La scène d’ouverture d’Always participe également d’une érotisation par le milieu : Dorinda, derrière la vitre d’un poste d’observation, mesure, fébrile, la distance qui sépare Pete de la piste d’atterrissage, alors que son avion est en panne de carburant. Elle jauge une manche à air rouge, laquelle, à l’occasion d’un coup de vent providentiel, se gonfle soudainement. Lorsqu’un peu plus tard, l’avion de Pete s’écrase pour de bon, le visage de Dorinda cadré en gros plan est littéralement balayé par des nuages emportés par le vent. On pourrait encore s’attacher à quelque secret lové dans le regard de l’animal : dans la scène finale du film de Sirk, Carey, près de la banquette sur laquelle repose Ron toujours convalescent, attend patiemment son réveil devant une baie vitrée qui encadre un paysage enneigé. Un cerf apparaît soudain derrière elle et semble, par la force d’une causalité mystérieuse, provoquer la sortie de Ron de son coma et ce faisant, réunir les amants, comme un peu plus tôt un oiseau surgit de l’obscurité avait précipité leur premier baiser.
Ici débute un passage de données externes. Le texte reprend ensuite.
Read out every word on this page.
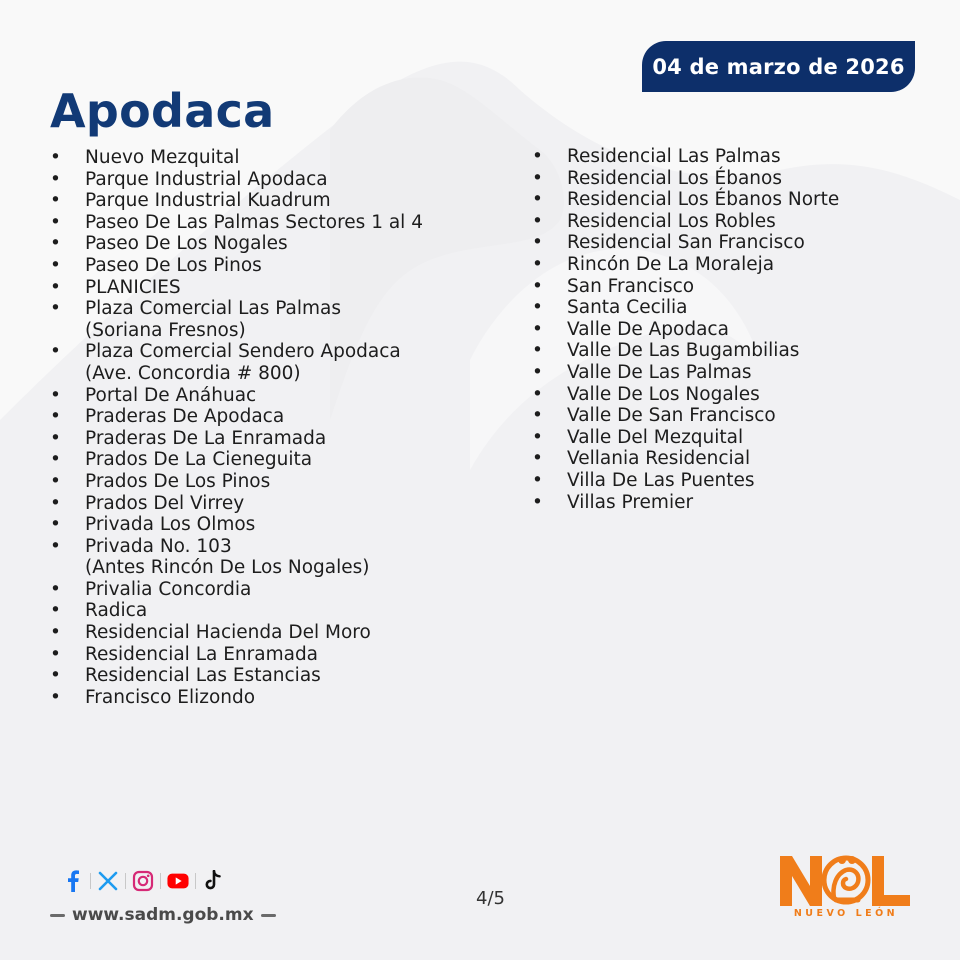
04 de marzo de 2026
Apodaca
• Nuevo Mezquital
• Parque Industrial Apodaca
• Parque Industrial Kuadrum
• Paseo De Las Palmas Sectores 1 al 4
• Paseo De Los Nogales
• Paseo De Los Pinos
• PLANICIES
• Plaza Comercial Las Palmas
(Soriana Fresnos)
• Plaza Comercial Sendero Apodaca
(Ave. Concordia # 800)
• Portal De Anáhuac
• Praderas De Apodaca
• Praderas De La Enramada
• Prados De La Cieneguita
• Prados De Los Pinos
• Prados Del Virrey
• Privada Los Olmos
• Privada No. 103
(Antes Rincón De Los Nogales)
• Privalia Concordia
• Radica
• Residencial Hacienda Del Moro
• Residencial La Enramada
• Residencial Las Estancias
• Francisco Elizondo
• Residencial Las Palmas
• Residencial Los Ébanos
• Residencial Los Ébanos Norte
• Residencial Los Robles
• Residencial San Francisco
• Rincón De La Moraleja
• San Francisco
• Santa Cecilia
• Valle De Apodaca
• Valle De Las Bugambilias
• Valle De Las Palmas
• Valle De Los Nogales
• Valle De San Francisco
• Valle Del Mezquital
• Vellania Residencial
• Villa De Las Puentes
• Villas Premier
www.sadm.gob.mx
4/5
NUEVO LEÓN
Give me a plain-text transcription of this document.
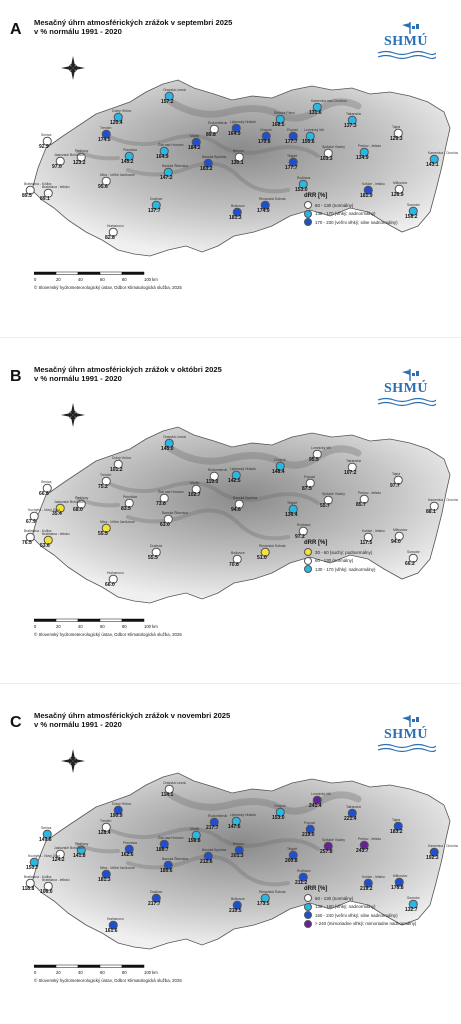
A Mesačný úhrn atmosférických zrážok v septembri 2025
v % normálu 1991 - 2020
SHMÚ
Dolný Hričov
120.4
Oravská Lesná
157.2
Senica
92.9
Trenčín
174.5
Piešťany
123.2
Jaslovské Bohunice
97.0
Bratislava - letisko
89.1
Bratislava - Koliba
89.5
Nitra - Veľké Janíkovce
95.6
Hurbanovo
82.8
Prievidza
145.2
Žiar nad Hronom
164.9
Banská Štiavnica
147.2
Dudince
137.7
Martin
184.2
Ružomberok
89.8
Liptovský Hrádok
164.9
Banská Bystrica
183.2
Brezno
130.1
Chopok
170.8
Poprad
177.7
Štrbské Pleso
168.5
Lomnický štít
150.6
Kamenica nad Cirochou
131.6
Spišské Vlachy
103.3
Telgárt
177.7
Rožňava
153.0
Bolkovce
181.3
Rimavská Sobota
174.9
Košice - letisko
181.9
Prešov - letisko
134.9
Tatranská
137.3	Tajná
129.3
Kamenica - Cirocha
143.1
Milhostov
126.9
Somotor
158.2
dRR [%]
60 - 130 (normálny)
130 - 170 (vlhký; nadnormálny)
170 - 230 (veľmi vlhký; silne nadnormálny)
0	20	40	60	80	100 km
© Slovenský hydrometeorologický ústav, Odbor Klimatologická služba, 2025
B Mesačný úhrn atmosférických zrážok v októbri 2025
v % normálu 1991 - 2020
SHMÚ
Dolný Hričov
101.2
Oravská Lesná
145.0
Senica
66.6
Trenčín
75.2
Piešťany
68.0
Jaslovské Bohunice
35.4
Kuchyňa - Nový Dvor
67.9
Bratislava - letisko
53.6
Bratislava - Koliba
76.5
Nitra - Veľké Janíkovce
55.5
Hurbanovo
66.0
Prievidza
83.5
Žiar nad Hronom
73.8
Banská Štiavnica
63.0
Dudince
55.5
Martin
102.7
Ružomberok
119.0
Liptovský Hrádok
142.5
Banská Bystrica
94.6
Chopok
148.4
Poprad
87.5
Lomnický štít
95.5
Spišské Vlachy
55.7
Telgárt
136.4
Rožňava
97.2
Bolkovce
70.8
Rimavská Sobota
51.0
Košice - letisko
117.5
Prešov - letisko
85.7
Tatranská
107.2	Tajná
97.7
Kamenica - Cirocha
88.1
Milhostov
94.0
Somotor
66.2
dRR [%]
30 - 60 (suchý; podnormálny)
60 - 130 (normálny)
130 - 170 (vlhký; nadnormálny)
0	20	40	60	80	100 km
© Slovenský hydrometeorologický ústav, Odbor Klimatologická služba, 2025
C Mesačný úhrn atmosférických zrážok v novembri 2025
v % normálu 1991 - 2020
SHMÚ
Dolný Hričov
190.9
Oravská Lesná
114.1
Senica
149.6
Trenčín
128.4
Piešťany
141.8
Jaslovské Bohunice
124.2
Kuchyňa - Nový Dvor
150.7
Bratislava - letisko
106.0
Bratislava - Koliba
118.8
Nitra - Veľké Janíkovce
181.3
Hurbanovo
161.6
Prievidza
162.6
Žiar nad Hronom
188.7
Banská Štiavnica
185.6
Dudince
217.7
Martin
156.8
Ružomberok
217.7
Liptovský Hrádok
147.6
Banská Bystrica
212.6
Brezno
201.3
Chopok
153.0
Poprad
219.0
Lomnický štít
241.4
Spišské Vlachy
257.8
Telgárt
200.8
Rožňava
211.2
Bolkovce
210.5
Rimavská Sobota
173.5
Košice - letisko
219.2
Prešov - letisko
243.7
Tatranská
221.4	Tajná
183.2
Kamenica - Cirocha
192.3
Milhostov
176.8
Somotor
132.7
dRR [%]
60 - 130 (normálny)
130 - 160 (vlhký; nadnormálny)
160 - 240 (veľmi vlhký; silne nadnormálny)
> 240 (mimoriadne vlhký; mimoriadne nadnormálny)
0	20	40	60	80	100 km
© Slovenský hydrometeorologický ústav, Odbor Klimatologická služba, 2025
On retrouvera le cerf – qui n’a décidément jamais cessé d’inviter le regard de l’homme à se réfléchir dans le cinéma américain (du Voyage au bout de l’enfer au Géant de Fer, en passant par Starman) – dans Always, furtivement, de l’autre côté du miroir, dans la clairière d’outre-tombe où se retrouve Pete, lequel sera plus tard dévisagé par un chat, seul être capable de saisir la matérialité des spectres. Il n’y a alors qu’un pas à franchir pour associer les deux films à une même veine, rattachable, par exemple, au transcendantalisme d’Emerson (ce proche de Thoreau, dont l’ouvrage célèbre, Walden ou la vie dans les bois, est décrit comme la « Bible » de Ron) : une veine de l’ordre d’un flux, d’essence divine, circulant entre les êtres et dessinant une morale indépendante des contraintes sociales.